Le régime iranien, qui a eu la lucidité d’interpréter cette défaite comme un fiasco total et la mise en cause de cinquante ans d’existence politique, a voulu répondre hier de façon spectaculaire à l’Occident. Mais pour trouver matière à triomphe, il a fallu remonter loin – très loin – jusqu’à l’an 260, quand le roi sassanide Shapur II infligea une cuisante défaite à l’empereur romain Valérien à Édesse. L’empereur et son armée disparurent dans les sables de l’empire perse, et Shapur fit orner sa tombe rocheuse, près de Persépolis, d’un bas-relief glorieux : l’empereur vaincu y est agenouillé devant le shah à cheval, son manteau sur l’épaule gonflant d’un pathos un peu déplacé pour la circonstance.

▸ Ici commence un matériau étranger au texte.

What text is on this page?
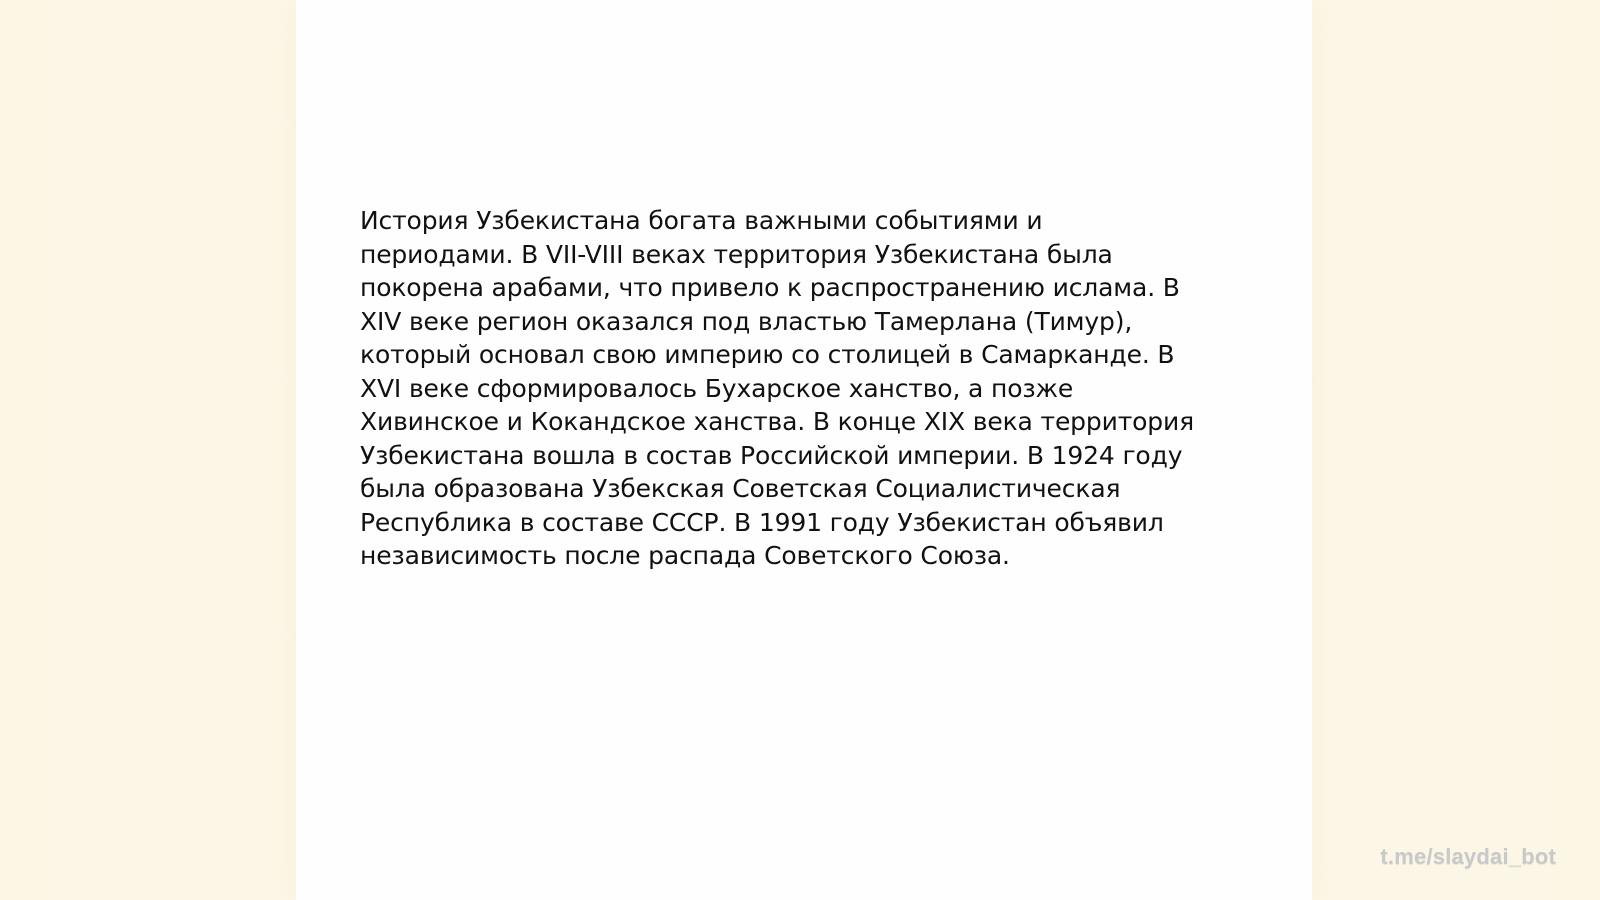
История Узбекистана богата важными событиями и
периодами. В VII-VIII веках территория Узбекистана была
покорена арабами, что привело к распространению ислама. В
XIV веке регион оказался под властью Тамерлана (Тимур),
который основал свою империю со столицей в Самарканде. В
XVI веке сформировалось Бухарское ханство, а позже
Хивинское и Кокандское ханства. В конце XIX века территория
Узбекистана вошла в состав Российской империи. В 1924 году
была образована Узбекская Советская Социалистическая
Республика в составе СССР. В 1991 году Узбекистан объявил
независимость после распада Советского Союза.

t.me/slaydai_bot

Sur l’idée – dit-on – du grand ayatollah Khamenei lui-même, le régime a inauguré hier, vendredi 7 novembre, une statue inspirée de ce bas-relief, en plein cœur de Téhéran, sur la place Enghelab, littéralement « place de la Révolution ». Selon la presse iranienne, l’œuvre se veut un avertissement sérieux adressé à l’Occident. L’inauguration a été saluée par la foule, il faut dire qu’elle était suivie d’un concert pop – la ferveur patriotique n’exclut pas un peu d’ambiance.

Deux figures gigantesques—un guerrier sassanide et un guerrier perse moderne—clarifient le message, avec l’inscription sur leurs boucliers: مقابل ایرانیان دوباره زانو مزید moqâbel-e Irâniyân dobare zânû mizid « Il est temps de vous agenouiller devant les Iraniens… encore une fois. » Bien que le message ait été rédigé en persan, langue largement inconnue en Occident, les mers entourant l’Iran sont indiquées en anglais. Cela suggère que les concepteurs ont probablement téléchargé la carte de leur propre pays depuis un site occidental – une forme de prosternation, pourrait-on dire

L’Occident décodera sans doute le message – et fera semblant d’en trembler. Mais ce geste recèle aussi une nuance plus fine, qu’il convient de décrypter. Jusqu’à présent, le régime s’était toujours gardé de glorifier l’histoire préislamique de la Perse : d’une part parce qu’elle représente la jahiliya, l’âge d’ignorance précédant la vraie foi ; d’autre part parce que la dynastie des Pahlavi, renversée en 1979, avait justement bâti sa légitimité sur cette grandeur ancienne. C’est peut-être la première fois que le régime place un roi sassanide au centre de sa célébration nationale – et, ironie suprême, sur la place même qu’il avait rebaptisée de place du Shah en place de la Révolution. Serait-ce l’aveu que l’islamisme s’essouffle, et que, comme toute idéologie en fin de course, le pays se voit contraint de puiser à nouveau dans le bon vieux réservoir du nationalisme ?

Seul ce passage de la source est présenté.